Mestrado traça os efeitos do trabalho escravo sobre o trabalho doméstico
Um dos momentos mais importantes para a história do Brasil foi quando a Lei Áurea, assinada pela Princesa Isabel no ano de 1888, libertou mais de 700 mil escravos que ainda existiam no país, extinguindo a escravidão. Porém, chegar até a assinatura da lei não foi algo simples: o processo de abolicionismo demorou décadas, sendo o Brasil o último país da América Latina a abolir a escravidão.
Hoje, 130 anos se passaram desde esse acontecimento, mas a nossa sociedade ainda carrega as marcas do período escravocrata.

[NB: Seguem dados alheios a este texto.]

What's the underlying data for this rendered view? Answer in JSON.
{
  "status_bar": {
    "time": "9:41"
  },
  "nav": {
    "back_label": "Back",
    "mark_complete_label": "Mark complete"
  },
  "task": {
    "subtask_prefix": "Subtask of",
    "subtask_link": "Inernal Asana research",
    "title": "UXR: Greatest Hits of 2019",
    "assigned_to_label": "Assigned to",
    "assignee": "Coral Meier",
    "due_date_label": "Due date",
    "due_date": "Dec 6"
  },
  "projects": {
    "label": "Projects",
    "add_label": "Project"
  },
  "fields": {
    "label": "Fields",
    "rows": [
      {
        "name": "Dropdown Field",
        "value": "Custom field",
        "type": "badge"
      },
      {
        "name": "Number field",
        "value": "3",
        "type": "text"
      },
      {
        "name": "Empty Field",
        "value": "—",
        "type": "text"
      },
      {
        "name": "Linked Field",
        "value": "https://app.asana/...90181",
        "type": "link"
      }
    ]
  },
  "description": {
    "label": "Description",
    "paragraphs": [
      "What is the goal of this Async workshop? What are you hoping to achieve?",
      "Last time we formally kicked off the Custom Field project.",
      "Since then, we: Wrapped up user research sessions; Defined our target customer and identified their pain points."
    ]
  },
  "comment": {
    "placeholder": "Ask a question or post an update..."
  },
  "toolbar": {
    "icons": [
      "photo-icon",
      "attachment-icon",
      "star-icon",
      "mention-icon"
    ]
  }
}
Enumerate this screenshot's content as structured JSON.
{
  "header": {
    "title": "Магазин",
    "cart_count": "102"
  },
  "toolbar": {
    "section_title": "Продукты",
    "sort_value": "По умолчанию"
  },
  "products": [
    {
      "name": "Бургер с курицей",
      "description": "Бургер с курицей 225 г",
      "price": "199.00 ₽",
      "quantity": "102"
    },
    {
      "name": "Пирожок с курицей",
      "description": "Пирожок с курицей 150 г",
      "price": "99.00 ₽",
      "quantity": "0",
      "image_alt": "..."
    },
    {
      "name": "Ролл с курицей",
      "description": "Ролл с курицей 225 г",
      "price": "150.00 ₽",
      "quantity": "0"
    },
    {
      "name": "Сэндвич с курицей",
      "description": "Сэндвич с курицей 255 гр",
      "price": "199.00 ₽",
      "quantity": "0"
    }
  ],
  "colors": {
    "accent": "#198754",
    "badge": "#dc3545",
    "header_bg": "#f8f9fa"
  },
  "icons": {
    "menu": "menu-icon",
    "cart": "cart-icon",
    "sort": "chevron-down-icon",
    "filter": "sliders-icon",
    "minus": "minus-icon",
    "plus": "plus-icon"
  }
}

Afinal, foram 300 longos anos de trabalho escravo no Brasil, com profundo impacto para a formação do país.
O assunto foi escolhido como tema de pesquisa por Thaís de Souza Lima Brodbeck, mestranda em Direito da Uninter, que defendeu no mês de fevereiro sua dissertação intitulada “A concepção jurídica do trabalho doméstico no contexto da transição da escravidão para o trabalho livre”. Como o título já indica, a pesquisa trata de como se formou a concepção jurídica do trabalho doméstico, dentro do recorte histórico desse período.
“Essa transição é bastante importante, pois ela coincide com o processo de urbanização, que é onde a gente vai ter, de forma efetiva, a presença do trabalho doméstico como a gente conhece”, afirma Thaís.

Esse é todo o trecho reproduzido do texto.